# Army Reserve Website



## NMPeters (16 Apr 2004)

I have been informed that the Army Reserve website on the official Army site should be up and running early next week.


----------



## girlfiredup (16 Apr 2004)

Yahooo!  It‘s about time.


----------



## Da_man (16 Apr 2004)

i thought it wouldnt come back!


----------



## Infanteer (16 Apr 2004)

Probably makes my job alot easier now.


----------



## Yes Man (16 Apr 2004)

So the site come up after I signed up.


----------



## kbowes (23 Apr 2004)

No sign of it yet. Any word?


----------



## AlphaCharlie (23 Apr 2004)

I hope it‘s all fancy and done in Flash like the normal army site.


----------



## Bzzliteyr (23 Apr 2004)

Rumour has it that it will only be accessible on weekends and during the summer, but don‘t ask it to work too hard or it will quit on you!! haha, just kidding.. I hope it has links to all the unit sites...

Bzz


----------



## xFusilier (23 Apr 2004)

Oooo.....oooh...from a guy with a 12RBC capbadge...that... doesn‘t.... really smart at all


----------



## leopard11 (23 Apr 2004)

lol, i remember it said last year to "check back in the summer" , i hope its true and it finally is back and it better be good, only took like a year to make it


----------



## Bill Smy (23 Apr 2004)

> Originally posted by NMPeters:
> [qb] I have been informed that the Army Reserve website on the official Army site should be up and running early next week. [/qb]

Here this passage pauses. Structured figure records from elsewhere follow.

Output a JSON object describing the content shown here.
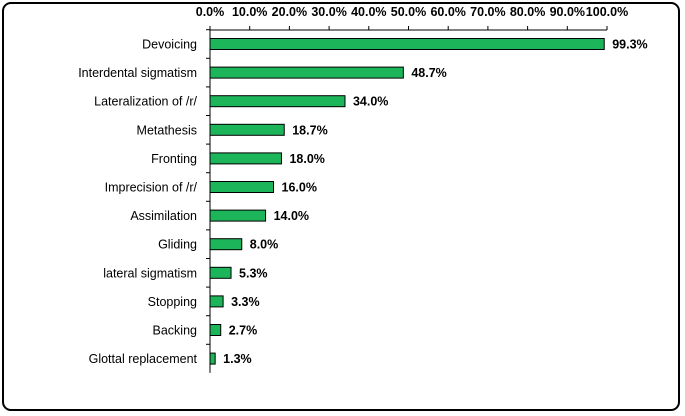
{
  "chart_data": {
    "type": "bar",
    "orientation": "horizontal",
    "categories": [
      "Devoicing",
      "Interdental sigmatism",
      "Lateralization of /r/",
      "Metathesis",
      "Fronting",
      "Imprecision of /r/",
      "Assimilation",
      "Gliding",
      "lateral sigmatism",
      "Stopping",
      "Backing",
      "Glottal replacement"
    ],
    "values": [
      99.3,
      48.7,
      34.0,
      18.7,
      18.0,
      16.0,
      14.0,
      8.0,
      5.3,
      3.3,
      2.7,
      1.3
    ],
    "data_labels": [
      "99.3%",
      "48.7%",
      "34.0%",
      "18.7%",
      "18.0%",
      "16.0%",
      "14.0%",
      "8.0%",
      "5.3%",
      "3.3%",
      "2.7%",
      "1.3%"
    ],
    "xlim": [
      0,
      100
    ],
    "x_ticks": [
      "0.0%",
      "10.0%",
      "20.0%",
      "30.0%",
      "40.0%",
      "50.0%",
      "60.0%",
      "70.0%",
      "80.0%",
      "90.0%",
      "100.0%"
    ],
    "x_axis_position": "top",
    "grid": false,
    "legend": "none",
    "title": "",
    "xlabel": "",
    "ylabel": "",
    "colors": {
      "bar_fill": "#1db55a",
      "bar_stroke": "#000000"
    }
  }
}
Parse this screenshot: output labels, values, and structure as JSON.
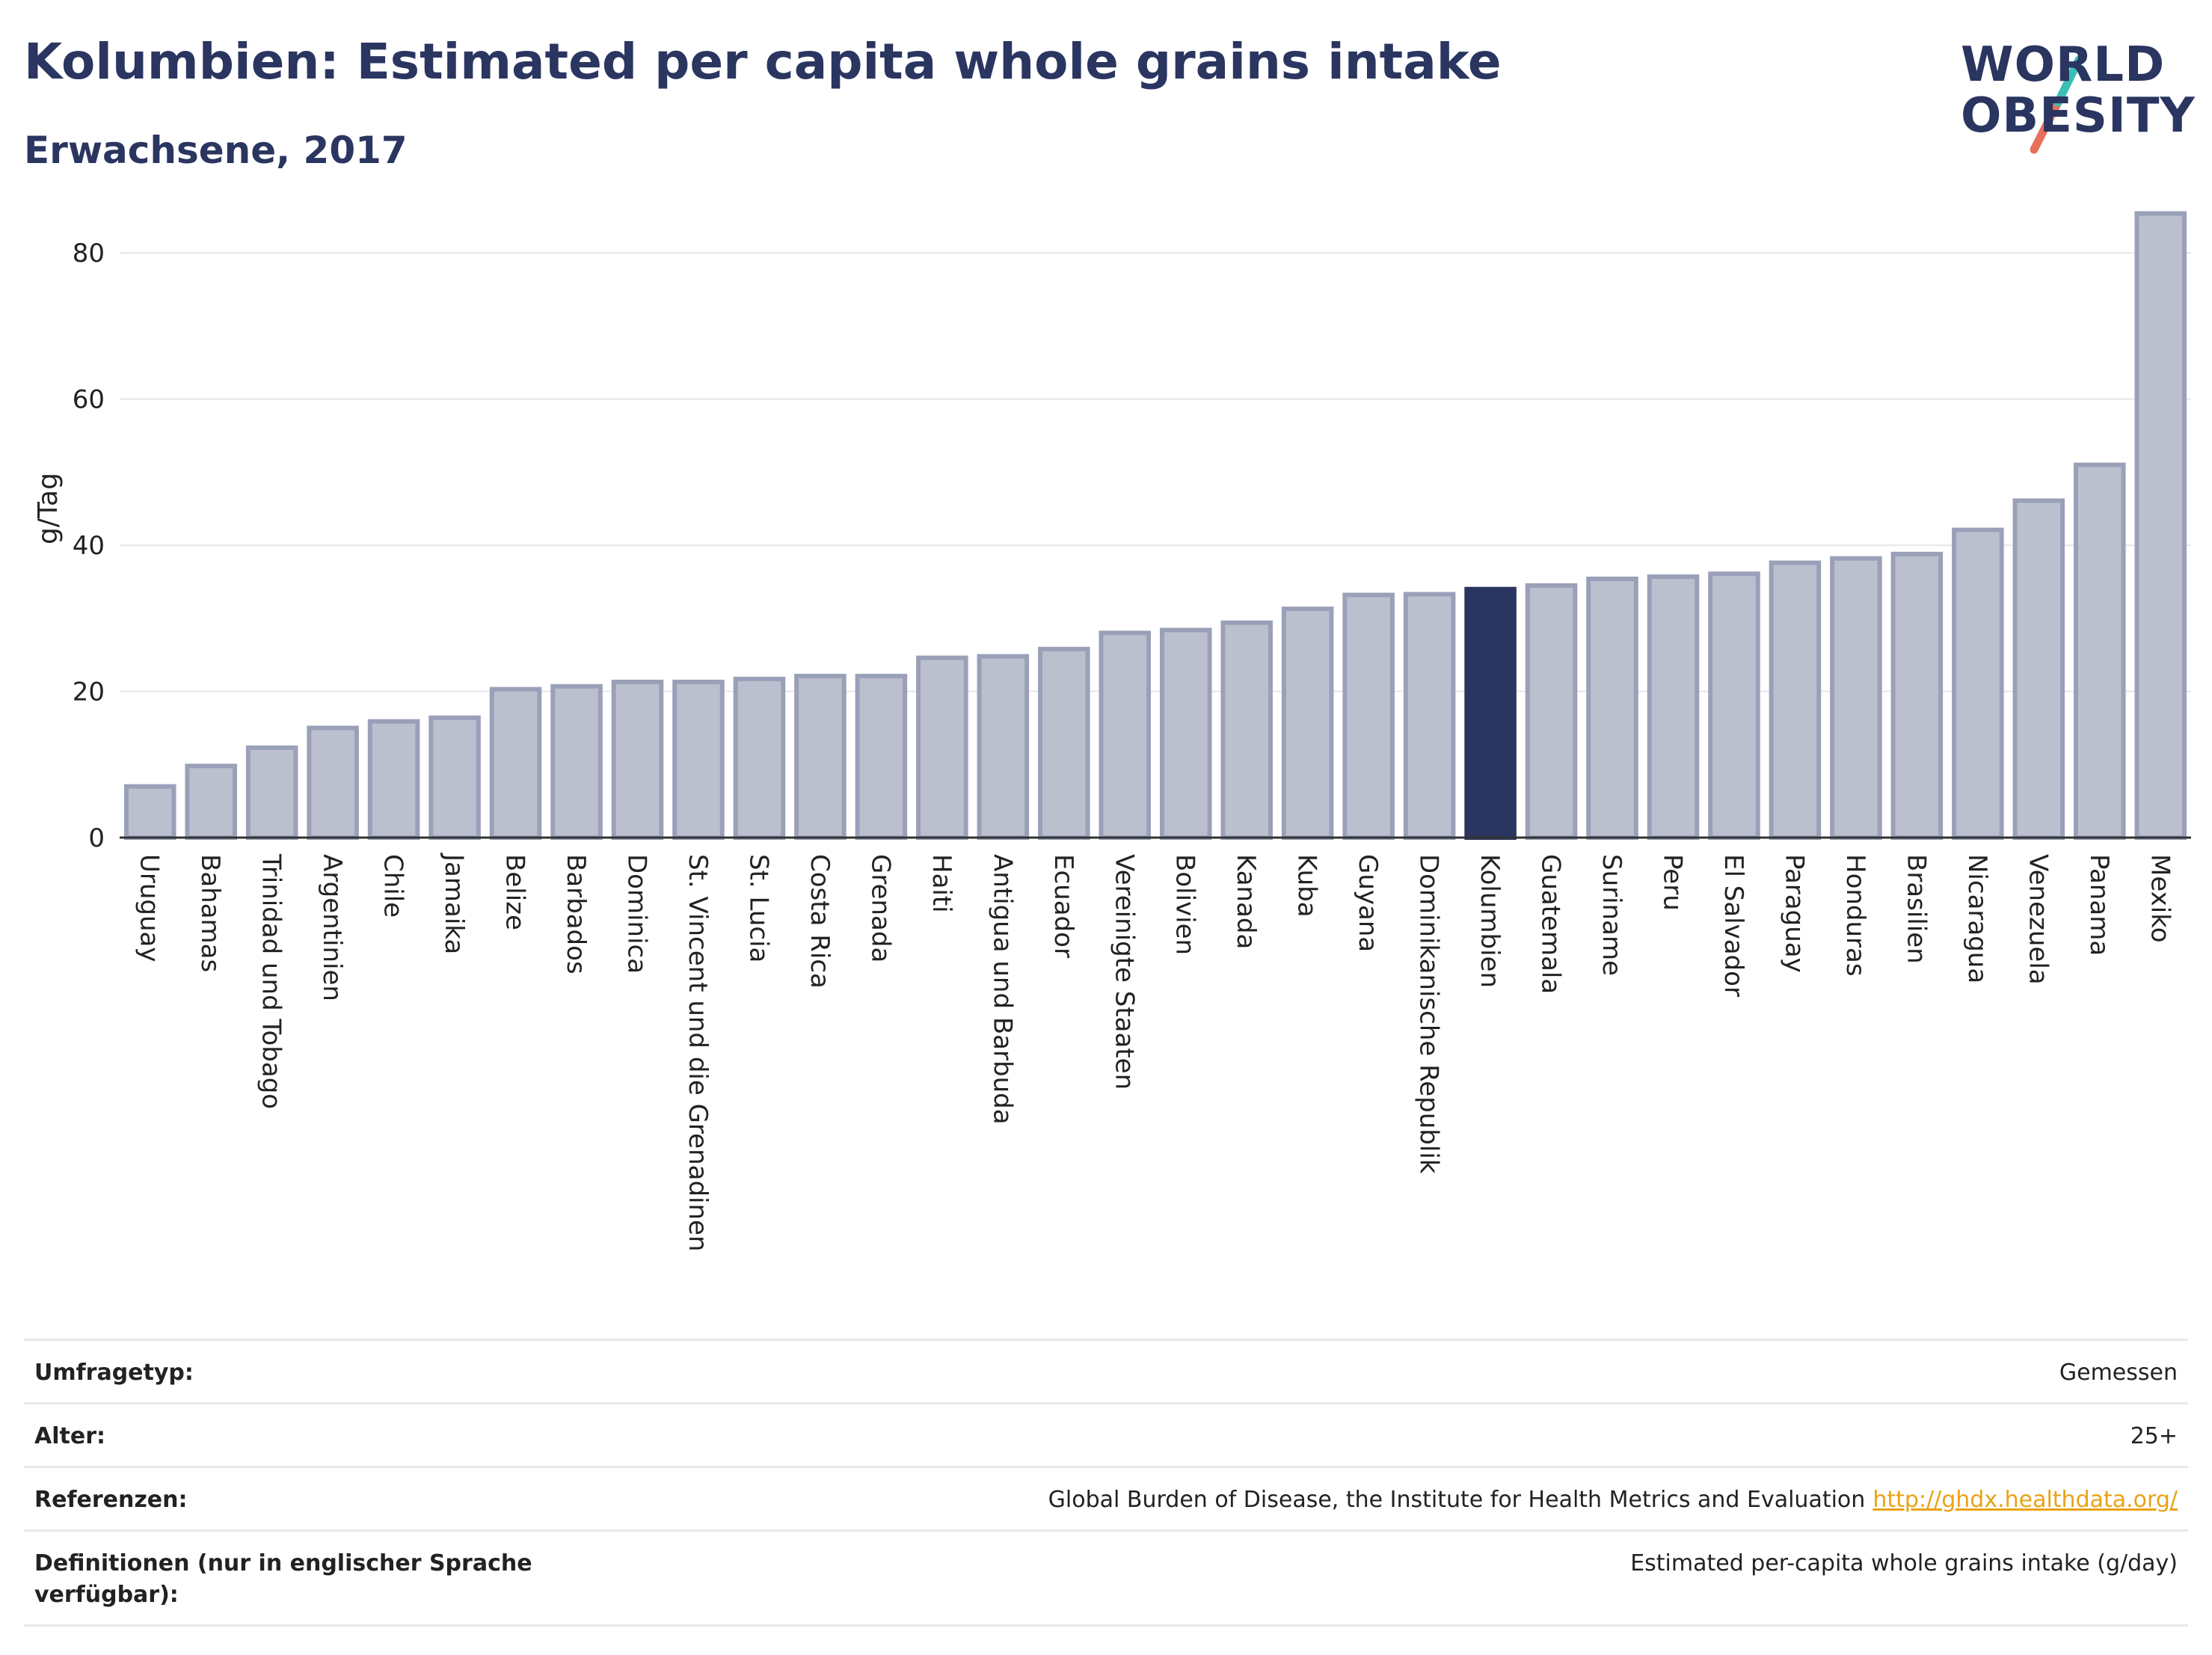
{
  "header": {
    "title": "Kolumbien: Estimated per capita whole grains intake",
    "subtitle": "Erwachsene, 2017"
  },
  "logo": {
    "line1": "WORLD",
    "line2": "OBESITY"
  },
  "colors": {
    "bar": "#bcc0ce",
    "bar_border": "#9aa0b8",
    "highlight": "#2a3560",
    "title": "#2a3560",
    "link": "#e8a316",
    "logo_teal": "#3bbfb5",
    "logo_coral": "#e8705a"
  },
  "chart_data": {
    "type": "bar",
    "ylabel": "g/Tag",
    "xlabel": "",
    "ylim": [
      0,
      88
    ],
    "yticks": [
      0,
      20,
      40,
      60,
      80
    ],
    "grid": true,
    "highlight": "Kolumbien",
    "categories": [
      "Uruguay",
      "Bahamas",
      "Trinidad und Tobago",
      "Argentinien",
      "Chile",
      "Jamaika",
      "Belize",
      "Barbados",
      "Dominica",
      "St. Vincent und die Grenadinen",
      "St. Lucia",
      "Costa Rica",
      "Grenada",
      "Haiti",
      "Antigua und Barbuda",
      "Ecuador",
      "Vereinigte Staaten",
      "Bolivien",
      "Kanada",
      "Kuba",
      "Guyana",
      "Dominikanische Republik",
      "Kolumbien",
      "Guatemala",
      "Suriname",
      "Peru",
      "El Salvador",
      "Paraguay",
      "Honduras",
      "Brasilien",
      "Nicaragua",
      "Venezuela",
      "Panama",
      "Mexiko"
    ],
    "values": [
      7.0,
      9.8,
      12.3,
      15.0,
      15.9,
      16.4,
      20.3,
      20.7,
      21.3,
      21.3,
      21.7,
      22.1,
      22.1,
      24.6,
      24.8,
      25.8,
      28.0,
      28.4,
      29.4,
      31.3,
      33.2,
      33.3,
      34.0,
      34.5,
      35.4,
      35.7,
      36.1,
      37.6,
      38.2,
      38.8,
      42.1,
      46.1,
      51.0,
      85.4
    ]
  },
  "meta": {
    "survey_label": "Umfragetyp:",
    "survey_value": "Gemessen",
    "age_label": "Alter:",
    "age_value": "25+",
    "refs_label": "Referenzen:",
    "refs_value": "Global Burden of Disease, the Institute for Health Metrics and Evaluation",
    "refs_link": "http://ghdx.healthdata.org/",
    "defs_label": "Definitionen (nur in englischer Sprache verfügbar):",
    "defs_value": "Estimated per-capita whole grains intake (g/day)"
  }
}
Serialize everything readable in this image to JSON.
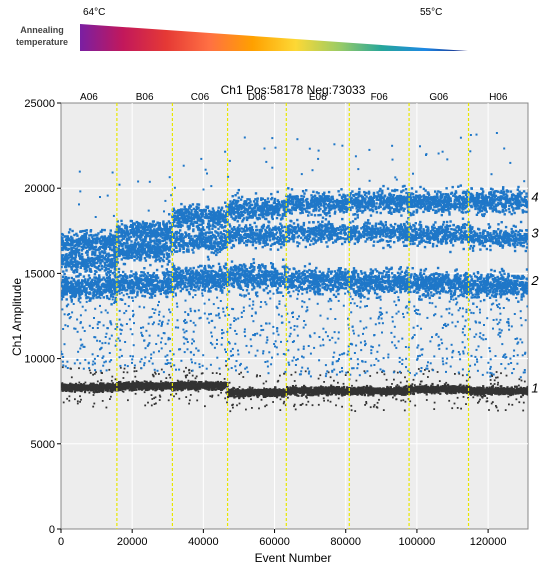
{
  "legend": {
    "label_line1": "Annealing",
    "label_line2": "temperature",
    "temp_high": "64°C",
    "temp_low": "55°C",
    "gradient_colors": [
      "#7a1fa2",
      "#c2185b",
      "#e53935",
      "#ff7043",
      "#ffa000",
      "#fdd835",
      "#9ccc65",
      "#26a69a",
      "#1e88e5",
      "#1a237e"
    ]
  },
  "chart_data": {
    "type": "scatter",
    "title": "Ch1 Pos:58178 Neg:73033",
    "xlabel": "Event Number",
    "ylabel": "Ch1 Amplitude",
    "xlim": [
      0,
      131211
    ],
    "ylim": [
      0,
      25000
    ],
    "xticks": [
      0,
      20000,
      40000,
      60000,
      80000,
      100000,
      120000
    ],
    "yticks": [
      0,
      5000,
      10000,
      15000,
      20000,
      25000
    ],
    "grid": true,
    "wells": [
      {
        "name": "A06",
        "start": 0,
        "end": 15700
      },
      {
        "name": "B06",
        "start": 15700,
        "end": 31300
      },
      {
        "name": "C06",
        "start": 31300,
        "end": 46800
      },
      {
        "name": "D06",
        "start": 46800,
        "end": 63300
      },
      {
        "name": "E06",
        "start": 63300,
        "end": 81000
      },
      {
        "name": "F06",
        "start": 81000,
        "end": 97800
      },
      {
        "name": "G06",
        "start": 97800,
        "end": 114500
      },
      {
        "name": "H06",
        "start": 114500,
        "end": 131211
      }
    ],
    "positive_color": "#1f77c8",
    "negative_color": "#333333",
    "well_divider_color": "#e8e800",
    "cluster_levels": {
      "negative_band": [
        8300,
        8400,
        8400,
        8000,
        8100,
        8100,
        8200,
        8100
      ],
      "cluster_2": [
        14200,
        14400,
        14700,
        14800,
        14600,
        14500,
        14400,
        14300
      ],
      "cluster_3": [
        15700,
        16300,
        16900,
        17200,
        17400,
        17400,
        17300,
        17100
      ],
      "cluster_4": [
        16800,
        17400,
        18300,
        18800,
        19100,
        19200,
        19200,
        19200
      ]
    },
    "annotations": [
      {
        "text": "4",
        "y": 19500
      },
      {
        "text": "3",
        "y": 17400
      },
      {
        "text": "2",
        "y": 14600
      },
      {
        "text": "1",
        "y": 8300
      }
    ]
  }
}
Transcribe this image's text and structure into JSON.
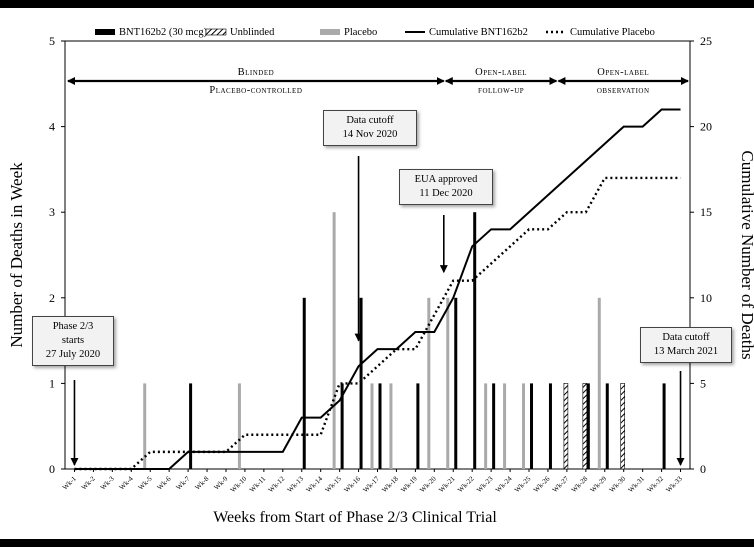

I hope it will use the official badge of the Canadian Army, and not the logo it used previously.


----------



## Jarnhamar (23 Apr 2004)

It might be a worth while project to have brigade training ex‘s posted (where and when) as well as what courses will be comming up in the near future.
I havent been to the site myself so im not sure exactly what they have yet though.


----------



## Northern Touch (24 Apr 2004)

Still no sign of it.  =(


----------



## Bill Smy (6 May 2004)

> Originally posted by NMPeters:
> [qb] I have been informed that the Army Reserve website on the official Army site should be up and running early next week. [/qb]


That message was posted on 16 April. The website is still not up.    

As I stated in an earlier post, I hope they use the offical badge of the Cdn Army, not the logo. If they do, I suspect an anti-monarchist movement.   :mg:  Perhaps we should get the Monarchist League of Canada to swamp the Minister‘s office with mail.


----------



## Kirkhill (6 May 2004)

Great idea Bill.


----------



## NMPeters (7 May 2004)

There‘s been a glitch. The officer working on the site has become critically ill. I‘ve been told that someone else is now working on it, but we have to take the learning curve into account and expect a few more delays. It shouldn‘t be too much longer.


----------



## AlphaCharlie (7 May 2004)

I hope the other guy is ok.

"critically ill" sounds bad..


----------